TEN YEARS AGO Thursday April 4, 2013
Cash prize to help in hunt for Spitfire crash clues
A local archaeology group has unearthed a welcome cash boost after becoming the latest recipient of a £200 reward from the Rotary Club of Lochaber as part of a generous giveaway.
The grant to the Lochaber Archaeology Society has funded the purchase of a metal detector, headphones and a sophisticated pin-pointer which will help detect smaller fragments of metal on a remote and exposed mountainside near Fort William where a young pilot lost his life on May 16, 1943.
And the money will also help towards the cost of installing a memorial plaque in Glen Nevis.

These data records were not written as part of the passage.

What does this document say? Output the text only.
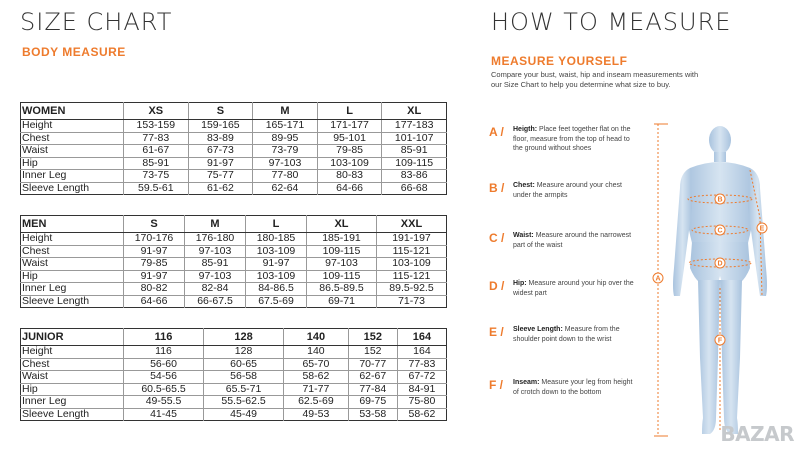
SIZE CHART	HOW TO MEASURE
BODY MEASURE
MEASURE YOURSELF
Compare your bust, waist, hip and inseam measurements with our Size Chart to help you determine what size to buy.
WOMEN	XS	S	M	L	XL
Height	153-159	159-165	165-171	171-177	177-183
Chest	77-83	83-89	89-95	95-101	101-107
Waist	61-67	67-73	73-79	79-85	85-91
Hip	85-91	91-97	97-103	103-109	109-115
Inner Leg	73-75	75-77	77-80	80-83	83-86
Sleeve Length	59.5-61	61-62	62-64	64-66	66-68
MEN	S	M	L	XL	XXL
Height	170-176	176-180	180-185	185-191	191-197
Chest	91-97	97-103	103-109	109-115	115-121
Waist	79-85	85-91	91-97	97-103	103-109
Hip	91-97	97-103	103-109	109-115	115-121
Inner Leg	80-82	82-84	84-86.5	86.5-89.5	89.5-92.5
Sleeve Length	64-66	66-67.5	67.5-69	69-71	71-73
JUNIOR	116	128	140	152	164
Height	116	128	140	152	164
Chest	56-60	60-65	65-70	70-77	77-83
Waist	54-56	56-58	58-62	62-67	67-72
Hip	60.5-65.5	65.5-71	71-77	77-84	84-91
Inner Leg	49-55.5	55.5-62.5	62.5-69	69-75	75-80
Sleeve Length	41-45	45-49	49-53	53-58	58-62
A / Heigth: Place feet together flat on the floor, measure from the top of head to the ground without shoes
B / Chest: Measure around your chest under the armpits
C / Waist: Measure around the narrowest part of the waist
D / Hip: Measure around your hip over the widest part
E / Sleeve Length: Measure from the shoulder point down to the wrist
F / Inseam: Measure your leg from height of crotch down to the bottom
A
B
C
D
E
F
BAZAR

Seventy years ago a Super Marine Spitfire, piloted by 21-year-old Canadian flying officer John Donald McDonnell, developed engine trouble and crashed into the side slopes of Meall an-t Suidhe on the foothills of Ben Nevis.
John was returning to RAF Fraserburgh from an aerial photographic reconnaissance mission on the West Coast.

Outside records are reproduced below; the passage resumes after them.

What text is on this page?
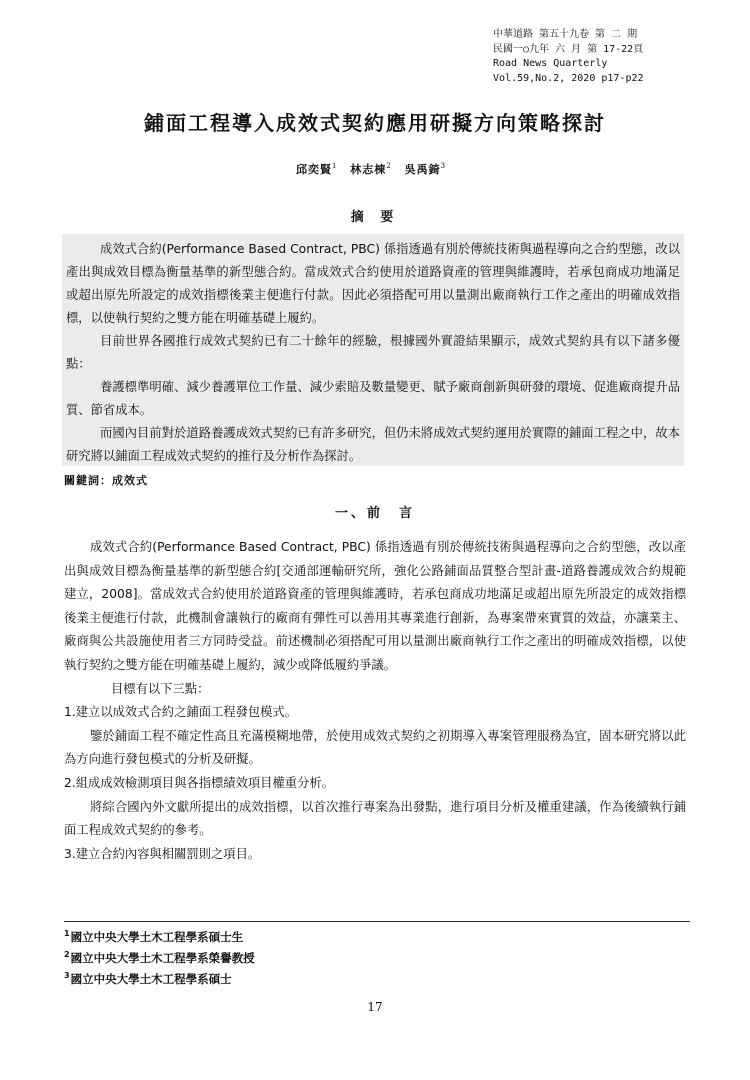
中華道路 第五十九卷 第 二 期
民國一○九年 六 月 第 17-22頁
Road News Quarterly
Vol.59,No.2, 2020 p17-p22
鋪面工程導入成效式契約應用研擬方向策略探討
邱奕賢$^1$ 林志棟$^2$ 吳禹錡$^3$
摘 要

成效式合約(Performance Based Contract, PBC) 係指透過有別於傳統技術與過程導向之合約型態，改以產出與成效目標為衡量基準的新型態合約。當成效式合約使用於道路資產的管理與維護時，若承包商成功地滿足或超出原先所設定的成效指標後業主便進行付款。因此必須搭配可用以量測出廠商執行工作之產出的明確成效指標，以使執行契約之雙方能在明確基礎上履約。

目前世界各國推行成效式契約已有二十餘年的經驗，根據國外實證結果顯示，成效式契約具有以下諸多優點：

養護標準明確、減少養護單位工作量、減少索賠及數量變更、賦予廠商創新與研發的環境、促進廠商提升品質、節省成本。

而國內目前對於道路養護成效式契約已有許多研究，但仍未將成效式契約運用於實際的鋪面工程之中，故本研究將以鋪面工程成效式契約的推行及分析作為探討。

關鍵詞：成效式
一、前　言

成效式合約(Performance Based Contract, PBC) 係指透過有別於傳統技術與過程導向之合約型態，改以產出與成效目標為衡量基準的新型態合約[交通部運輸研究所，強化公路鋪面品質整合型計畫-道路養護成效合約規範建立，2008]。當成效式合約使用於道路資產的管理與維護時，若承包商成功地滿足或超出原先所設定的成效指標後業主便進行付款，此機制會讓執行的廠商有彈性可以善用其專業進行創新，為專案帶來實質的效益，亦讓業主、廠商與公共設施使用者三方同時受益。前述機制必須搭配可用以量測出廠商執行工作之產出的明確成效指標，以使執行契約之雙方能在明確基礎上履約，減少或降低履約爭議。

目標有以下三點：

1.建立以成效式合約之鋪面工程發包模式。

鑒於鋪面工程不確定性高且充滿模糊地帶，於使用成效式契約之初期導入專案管理服務為宜，固本研究將以此為方向進行發包模式的分析及研擬。

2.組成成效檢測項目與各指標績效項目權重分析。

將綜合國內外文獻所提出的成效指標，以首次推行專案為出發點，進行項目分析及權重建議，作為後續執行鋪面工程成效式契約的參考。

3.建立合約內容與相關罰則之項目。

$^1$國立中央大學土木工程學系碩士生
$^2$國立中央大學土木工程學系榮譽教授
$^3$國立中央大學土木工程學系碩士
17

The site of the crash is recorded by the Commonwealth War Graves Commission as a hill at Achintee, one mile north of Fort William.
He died at the scene and is buried in a war grave in Tomnahurich Cemetery in Inverness.
Most of the aircraft was successfully removed after the crash but, as Robert Cairns, chairman of the Lochaber Archaeological Society, explained: “The description of the location is very loose and it is a huge mountain.
“We have been asked by the War Graves Commission to survey and identify the crash site and supply accurate grid references.
“This generous award from the Rotary Club will provide us with the additional tools that we need to accurately identify the crash site. We in Lochaber can help in a small way by remembering this bravery young Canadian, far from home, who gave his life for the Commonwealth.”
Rotary Club of Lochaber president Sheena Fraser said: “We felt privileged to support this very worthwhile local organisation.”